Ex-president K.R. Narayanan was clinging for his life in India, at the same time the ex-prime minister Chandrasekhar was undergoing medical treatment in the US. Why is it so? Indian political culture has an unwritten rule. Be it the 1980s or the present, a politician’s life is significantly important than that of an average citizen. They get elite security, government housing, foreign cure for their illness, an honorary doctorate from a university and the list goes on. The best of these are provided in-house and an average citizen finds no time to analyze it. In the past & at present, chief ministers of a state, central ministers, Prime ministers and ex-presidents, are treated in foreign hospitals for their ailment. The government spends thousands and thousands of rupees from the Taxpayer’s money for their trip, treatment and temporary housing. It undermines the quality of our medical infrastructure. Ironically, India has better public hospitals, which had never treated any ailing politicians recently, but is the place to go for an average citizen.
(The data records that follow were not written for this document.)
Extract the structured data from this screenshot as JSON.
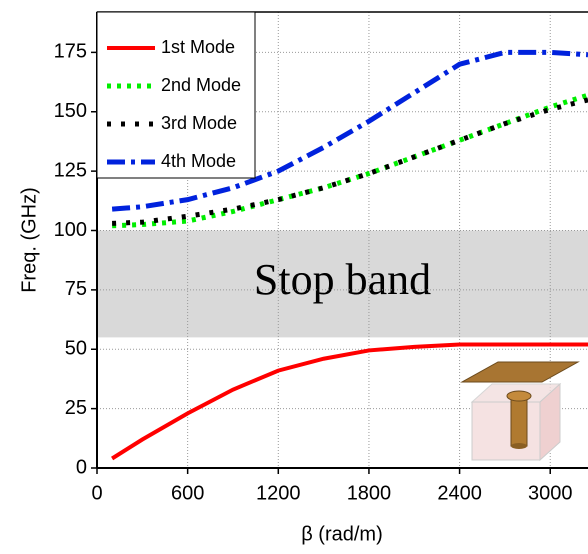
{
  "chart_data": {
    "type": "line",
    "xlabel": "β (rad/m)",
    "ylabel": "Freq. (GHz)",
    "xlim": [
      0,
      3250
    ],
    "ylim": [
      0,
      192
    ],
    "xticks": [
      0,
      600,
      1200,
      1800,
      2400,
      3000
    ],
    "yticks": [
      0,
      25,
      50,
      75,
      100,
      125,
      150,
      175
    ],
    "grid": true,
    "legend": "upper left",
    "stop_band": {
      "label": "Stop band",
      "range": [
        55,
        100
      ],
      "color": "#d9d9d9"
    },
    "x": [
      100,
      300,
      600,
      900,
      1200,
      1500,
      1800,
      2100,
      2400,
      2700,
      3000,
      3250
    ],
    "series": [
      {
        "name": "1st Mode",
        "color": "#ff0000",
        "style": "solid",
        "values": [
          4,
          12,
          23,
          33,
          41,
          46,
          49.5,
          51,
          52,
          52,
          52,
          52
        ]
      },
      {
        "name": "2nd Mode",
        "color": "#00ee00",
        "style": "dot",
        "values": [
          102,
          102.5,
          104,
          108,
          113,
          118,
          124,
          131,
          138,
          145,
          152,
          157
        ]
      },
      {
        "name": "3rd Mode",
        "color": "#000000",
        "style": "dot2",
        "values": [
          103,
          103.5,
          106,
          109,
          113,
          118,
          124,
          131,
          138,
          145,
          151,
          155
        ]
      },
      {
        "name": "4th Mode",
        "color": "#0022dd",
        "style": "dashdot",
        "values": [
          109,
          110,
          113,
          118,
          125,
          135,
          146,
          158,
          170,
          175,
          175,
          174
        ]
      }
    ]
  }
}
Private hospitals on the other hand are for people with monetary muscle.

In a grand scheme, a politician’s health becomes more important and the government makes it a fit case for an offshore medical treatment. We have never seen any normal citizen of India, given an offshore medical treatment. Aren’t there people who are so frail and deserve an offshore medical treatment? To be pragmatic, India has numerous patients with heart disease and arthritis who are dependent on the Indian doctors. We have been witnessing in the media that such ailing citizens are given a specific sum of rupees from the Chief Minister’s relief fund or from the Prime Minister’s relief fund. And what takes to receive it is a different story. And we have never seen an ailing politician receiving such a grant. And most of our politicians who had/having an offshore medical treatment can afford such treatment, why does the taxpayer swallow that expense? If this is the case, one may conclude that ailing politicians in India are medically unfit to serve the society!